Automation and visualization are a necessity for mainstream companies that aren't necessarily sophisticated users of IT, says Michael Blechar, research director in the app-development group at market researcher Gartner. "Although they're able to do simple kinds of Java and .Net things well, when it comes to the most complex stuff, they're failing miserably," he says. "Those companies are finding that the only way they can use less-sophisticated developers to build more-sophisticated Java and .Net applications is through the use of visualization and code automation."
I wonder if they recall this table from Capers Jones - scroll down a bit, and note that Java is at level 6. Now scroll up - see where C++ is? All that forward motion to get nowhere. Since C# is Java in MS clothing, we can slot that at 6 as well. Now scroll down to Smalltalk, and ponder the number you see there. Now go back to the Gartner quote, and recall their brilliant advice about "putting Smalltalk into maintenance mode".

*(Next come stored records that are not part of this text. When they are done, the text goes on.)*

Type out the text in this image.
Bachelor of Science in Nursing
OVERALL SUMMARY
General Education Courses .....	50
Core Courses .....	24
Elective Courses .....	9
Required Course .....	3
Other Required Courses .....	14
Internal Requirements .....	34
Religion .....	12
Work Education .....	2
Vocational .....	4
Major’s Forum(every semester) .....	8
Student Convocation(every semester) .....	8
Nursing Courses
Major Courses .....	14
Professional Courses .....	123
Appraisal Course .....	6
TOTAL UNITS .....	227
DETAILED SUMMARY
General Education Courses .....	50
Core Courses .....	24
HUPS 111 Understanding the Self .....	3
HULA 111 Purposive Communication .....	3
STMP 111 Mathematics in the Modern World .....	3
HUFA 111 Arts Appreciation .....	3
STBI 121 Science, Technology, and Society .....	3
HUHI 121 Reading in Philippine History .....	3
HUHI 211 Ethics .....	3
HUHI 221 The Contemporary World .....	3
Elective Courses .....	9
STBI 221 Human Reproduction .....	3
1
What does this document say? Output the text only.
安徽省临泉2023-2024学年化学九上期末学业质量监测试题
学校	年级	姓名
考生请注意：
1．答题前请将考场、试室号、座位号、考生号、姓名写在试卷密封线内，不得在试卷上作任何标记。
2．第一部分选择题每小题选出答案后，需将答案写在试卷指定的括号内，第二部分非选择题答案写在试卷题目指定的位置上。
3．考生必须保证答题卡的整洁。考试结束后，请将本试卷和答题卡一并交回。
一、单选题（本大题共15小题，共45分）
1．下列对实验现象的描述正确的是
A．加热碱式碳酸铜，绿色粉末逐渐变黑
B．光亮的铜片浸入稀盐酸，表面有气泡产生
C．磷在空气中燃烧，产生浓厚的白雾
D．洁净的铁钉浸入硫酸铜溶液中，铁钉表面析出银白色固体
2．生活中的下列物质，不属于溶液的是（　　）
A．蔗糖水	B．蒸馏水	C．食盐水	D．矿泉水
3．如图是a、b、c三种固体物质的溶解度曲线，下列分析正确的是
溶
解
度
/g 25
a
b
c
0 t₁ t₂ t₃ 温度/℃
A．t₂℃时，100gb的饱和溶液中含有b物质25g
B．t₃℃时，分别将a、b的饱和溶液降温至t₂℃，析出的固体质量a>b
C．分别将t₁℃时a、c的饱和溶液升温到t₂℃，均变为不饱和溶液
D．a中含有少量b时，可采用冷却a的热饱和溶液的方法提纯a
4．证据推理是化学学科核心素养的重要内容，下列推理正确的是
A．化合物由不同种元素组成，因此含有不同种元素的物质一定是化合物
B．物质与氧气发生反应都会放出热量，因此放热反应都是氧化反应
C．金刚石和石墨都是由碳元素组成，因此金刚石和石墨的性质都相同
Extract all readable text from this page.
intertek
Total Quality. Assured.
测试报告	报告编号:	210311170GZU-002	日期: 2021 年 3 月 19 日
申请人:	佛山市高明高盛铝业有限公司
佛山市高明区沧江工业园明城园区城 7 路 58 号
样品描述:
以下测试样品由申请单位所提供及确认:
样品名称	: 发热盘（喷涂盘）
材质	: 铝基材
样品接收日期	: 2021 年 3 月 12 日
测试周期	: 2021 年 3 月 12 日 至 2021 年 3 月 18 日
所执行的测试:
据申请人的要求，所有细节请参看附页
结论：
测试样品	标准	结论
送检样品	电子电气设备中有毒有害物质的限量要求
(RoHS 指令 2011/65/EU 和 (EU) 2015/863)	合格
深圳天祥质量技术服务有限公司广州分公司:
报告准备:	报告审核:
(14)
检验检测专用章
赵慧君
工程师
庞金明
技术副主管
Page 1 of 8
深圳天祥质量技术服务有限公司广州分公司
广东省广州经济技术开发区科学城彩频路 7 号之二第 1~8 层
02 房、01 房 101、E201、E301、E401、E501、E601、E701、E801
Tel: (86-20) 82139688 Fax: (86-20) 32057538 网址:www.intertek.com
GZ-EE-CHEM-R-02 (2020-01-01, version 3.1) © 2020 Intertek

After you digest all of that, have a look at Frank Hayes' article - the top part where he lists project failure results:
Department of Corrections: Last month in this space, I reported on The Standish Group's most recent Chaos survey. I said that only 28% of IT projects succeed, 18% are canceled, and 51% are "challenged" -- seriously late, over budget and lacking expected features. Some readers wrote in to point out that the numbers don't add up: 28% plus 18% plus 51% makes only 97%.
They're right. I botched the numbers. That 51% comes from 2003. This year, 54% of U.S. IT projects fell into the challenged category.
Yeah, the numbers were wrong. But at least they weren't ridiculous -- or worse.
Yes, a lot of that is management failure - of which a not insignificant part is "let's rewrite all of our (working) software in (insert current fad language here)". A ton of that was aided and abetted by those bright folks over here.